[jcifs] Samba4 IDL, RPCs, NDR Slight-of-hand, NdrBuffer, ...

Tue Jul 13 23:23:44 GMT 2004

Eric Glass said:
>>
>> The getDeferred method is where the slight-of-hand occurs. So the
>> current
>> position and the deferred position are encoded at the same time but are
>> largely independent of one another. Simple!
>>
>
> The current way that Jarapac does this (badly) is in
> NetworkDataRepresentation.readElement/writeElement.  The pointer
> wrapper classes register with the ndr object, which maintains a map of
> identifier->referent and a list of encountered pointers; after
> reading/writing the "core" pieces, the deferred referents are
> processed to populate/output the pointer wrappers.  This doesn't
> currently work properly, however, due largely to my aforementioned
> fuzzy understanding of RPC pointers ;).

I think you're mainly talking about aliasing which is a different issue
entirely (although comperatively simple compaired to deferred pointers).

> The reason I did it this way was I wasn't sure how to cleanly
> determine the size of the pre-deferred content prior to processing;

You have to look at each element (parameter in a function or member in a
struct or union), lookup it's NDR type in a table and then add their sizes
up to determine the NDR size of the structure. Then you put that size back
into the map so you can reference it later. Thus it is recursive.

> i.e., I wasn't sure how to find the deferred index without
> preprocessing beforehand.  The above was basically intended to skip
> the deferred stuff and then write it after finishing the pre-deferred
> content.

You MUST traverse the whole tree to determine the sizes of each structure
which is best left to an idl compiler. These are the values passed to
getDeferred in my examples. Additionally some things must be computed at
runtime such as arrays with size_is attributes in which case the code
generated will be like src.getDeferred(entries * 16) and so on.
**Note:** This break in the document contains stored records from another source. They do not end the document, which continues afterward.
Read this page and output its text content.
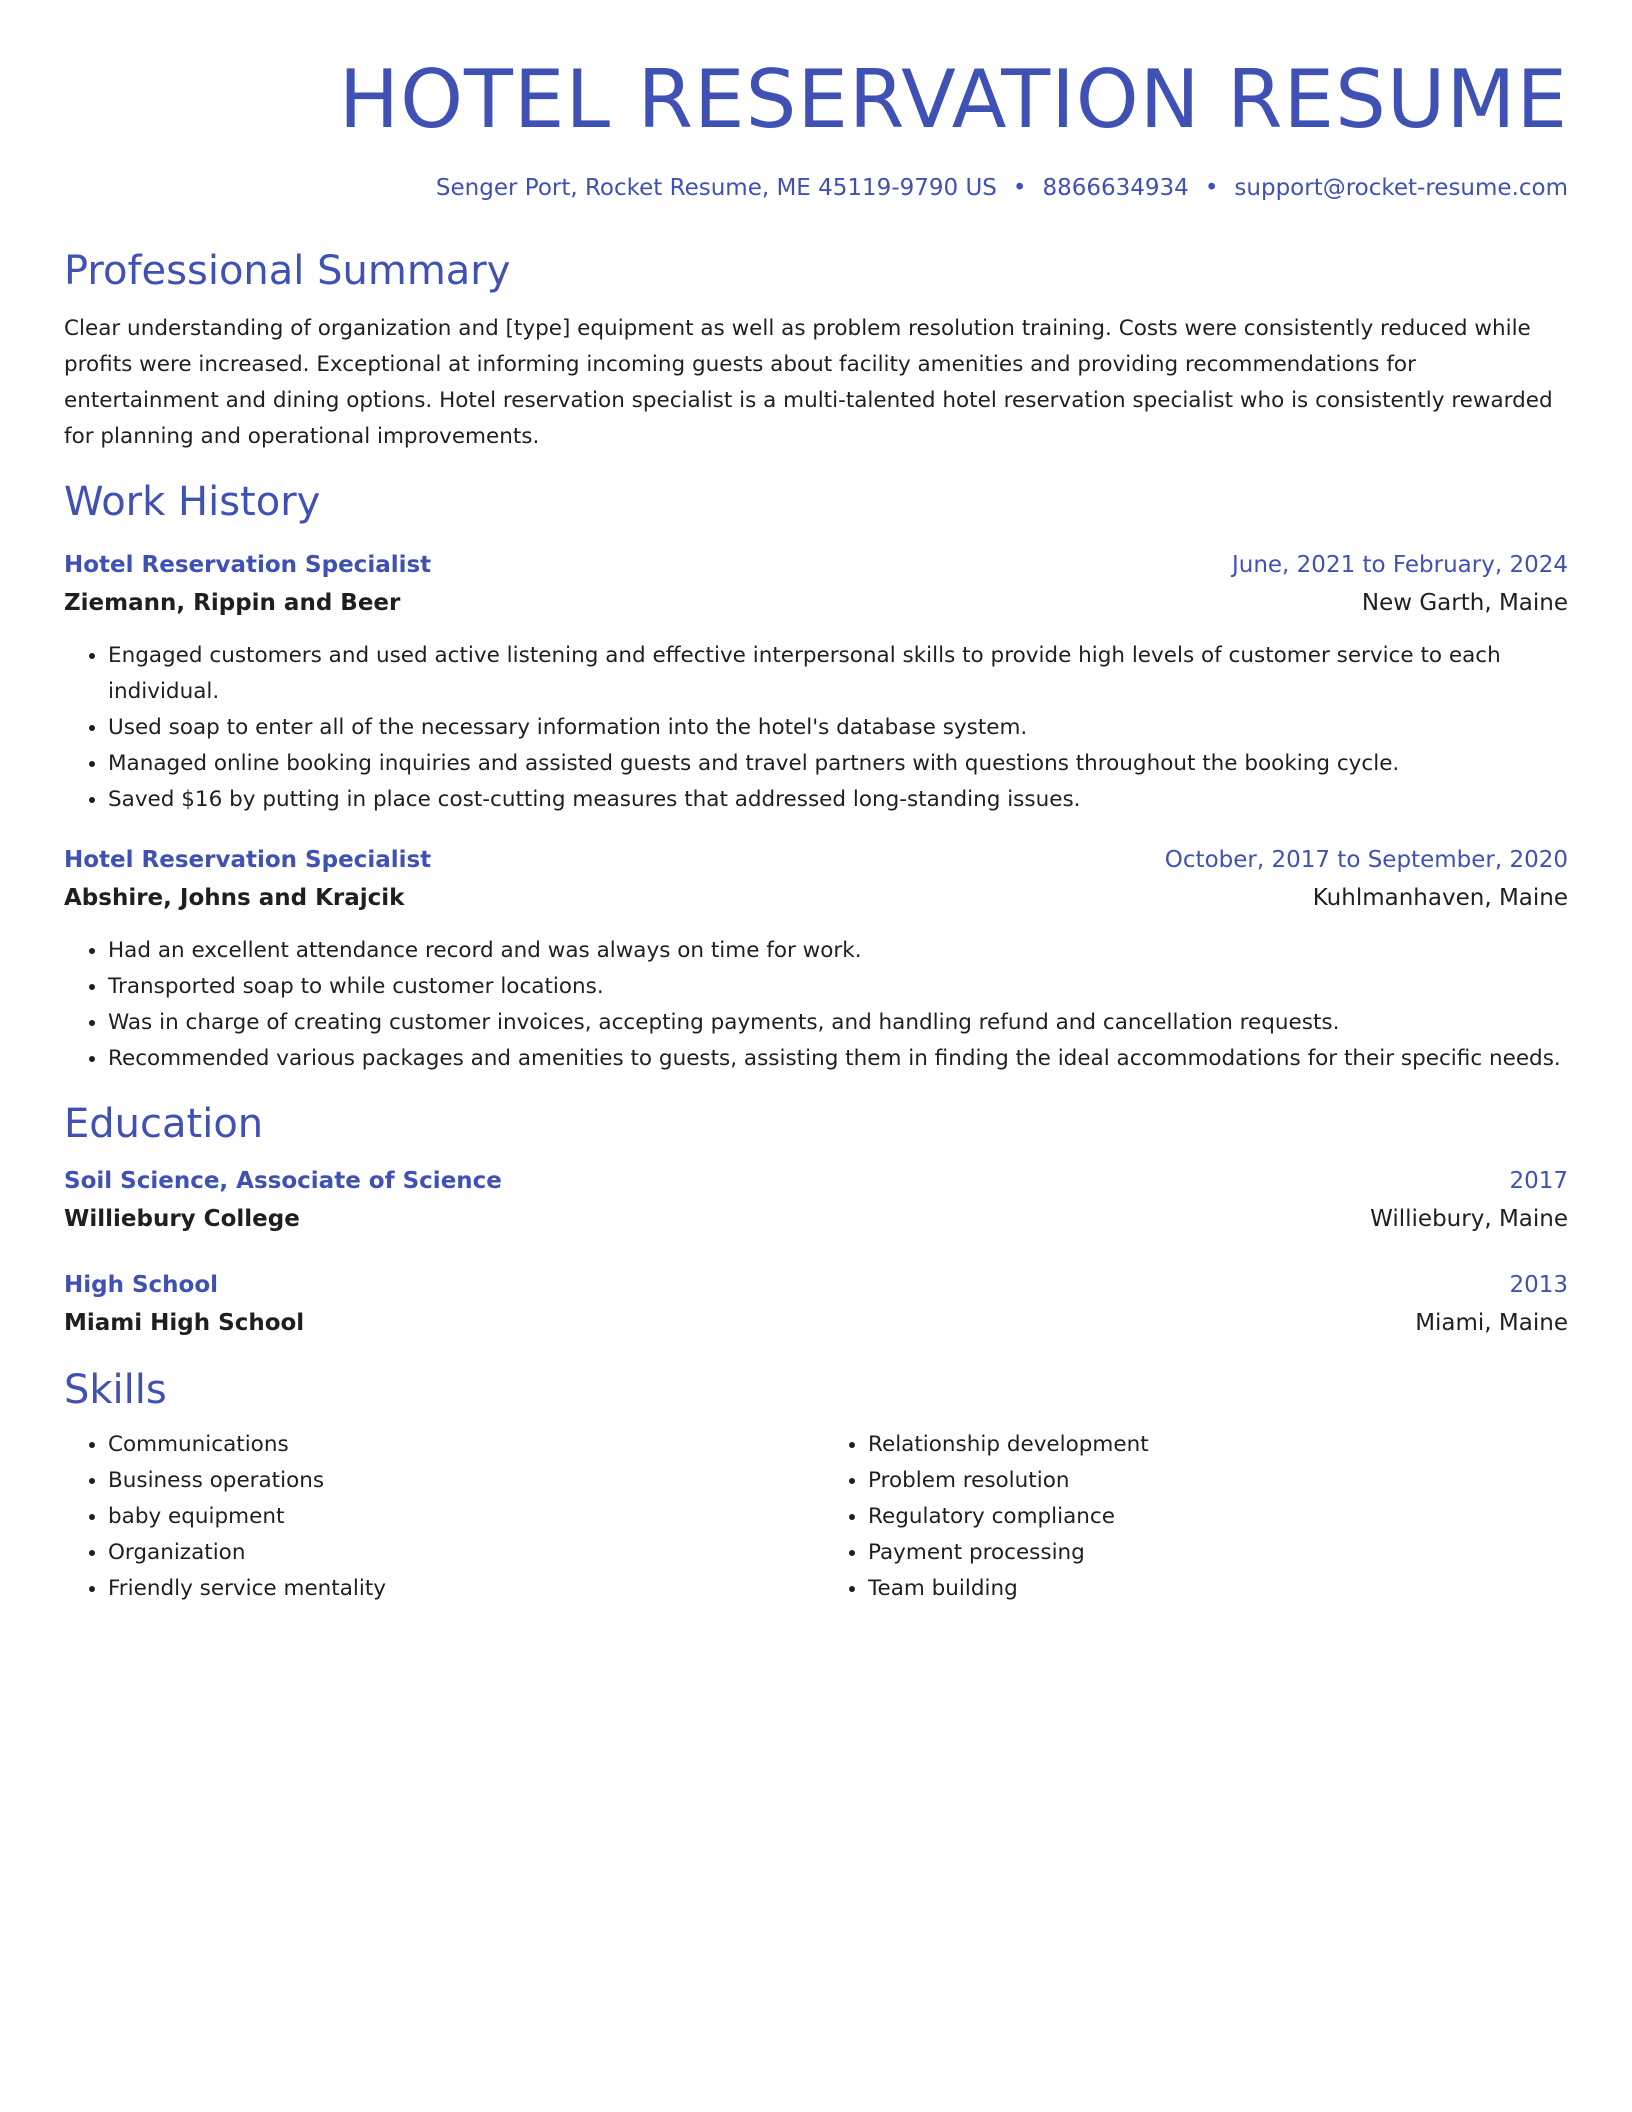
HOTEL RESERVATION RESUME
Senger Port, Rocket Resume, ME 45119-9790 US • 8866634934 • support@rocket-resume.com
Professional Summary

Clear understanding of organization and [type] equipment as well as problem resolution training. Costs were consistently reduced while profits were increased. Exceptional at informing incoming guests about facility amenities and providing recommendations for entertainment and dining options. Hotel reservation specialist is a multi-talented hotel reservation specialist who is consistently rewarded for planning and operational improvements.

Work History
Hotel Reservation Specialist	June, 2021 to February, 2024
Ziemann, Rippin and Beer	New Garth, Maine
• Engaged customers and used active listening and effective interpersonal skills to provide high levels of customer service to each individual.
• Used soap to enter all of the necessary information into the hotel's database system.
• Managed online booking inquiries and assisted guests and travel partners with questions throughout the booking cycle.
• Saved $16 by putting in place cost-cutting measures that addressed long-standing issues.
Hotel Reservation Specialist	October, 2017 to September, 2020
Abshire, Johns and Krajcik	Kuhlmanhaven, Maine
• Had an excellent attendance record and was always on time for work.
• Transported soap to while customer locations.
• Was in charge of creating customer invoices, accepting payments, and handling refund and cancellation requests.
• Recommended various packages and amenities to guests, assisting them in finding the ideal accommodations for their specific needs.
Education
Soil Science, Associate of Science	2017
Williebury College	Williebury, Maine
High School	2013
Miami High School	Miami, Maine
Skills
• Communications
• Business operations
• baby equipment
• Organization
• Friendly service mentality
• Relationship development
• Problem resolution
• Regulatory compliance
• Payment processing
• Team building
I think the deferred pointer issue has confused a lot of people which is
unfortunate because it's KEY to successfully and efficiently
encoding/decoding NDR. I think the "subcontext" attribute in Samba IDL
might be an attempt to compensate for a lack of compiler support for
properly handling deferred pointers. I think it is also the source of
rumors about "special cases". At least I haven't run into any special
cases.

If someone really cares to know the details below is some documentation I
started to write for idlc that explains deferred pointers:

--8<--

Idlc will generate NDR encoding and decoding functions for each object
represented in the source idl. These functions follow two forms. One is
for primative NDR types short, long, etc where the other is for complex
objects (structures). Sample prototypes follow [1]:

int enc_ndr_long(uint32_t i, unsigned char **dst);
int enc_ndr_test4_foo(test4_foo *obj, unsigned char **dst, unsigned char
**deferred);

Notice the double pointers. The dst pointer is the location at which obj
is to be encoded and is advanced by the encoder so that the encoding
makes progress. It would have been possible to return the number
of bytes encoded and have the caller advance dst but that would be
less convienient. The deferred parameter is a double pointer not for
convienience but for a very important reason descibed in a moment. Below
is a listing of an idl structure definition followed by the generated
NDR function that encodes it:

struct test4_info1 {
    int type;
    test4_foo *foo;
    [string] char_t *comment;
};

int
enc_ndr_struct_test4_info1(struct test4_info1 *obj,
        unsigned char **dst,
        unsigned char **deferred)
{
    enc_ndr_long(obj->type, dst);
1   enc_ndr_long(obj->foo, dst);
2   if (obj->foo) {
3       unsigned char *d = *deferred;
4       *deferred += 12;
5       enc_ndr_test4_foo(obj->foo, &d, deferred);
    }
    enc_ndr_long(obj->comment, dst);
    if (obj->comment) {
        enc_ndr_string(obj->comment, dst);
    }
    return 0;
}

The three members of this structure are encoded using NDR encoding
functions enc_ndr_long, enc_ndr_test4_foo, and enc_ndr_string. The
function itself follows the second generic form. Thus only the object
type name is needed to generate a code fragment that encodes an object of
that type. Generic programming is used for an important reason described
in a moment.

Consider the encoding of the test4_foo * member. Line numbers have been
added to this code fragment. Line 1 shows the first enc_ndr_long call
just encodes the pointer (or referent as it's called in NDR terminology)
at the current location. If the pointer is not null, the object it points
to is encoded at a deferred location represented by the deferred pointer
using an encoding function corresponding to the member's type. So the
current position and the deferred position are encoded at the same time
but are largely independent of one another.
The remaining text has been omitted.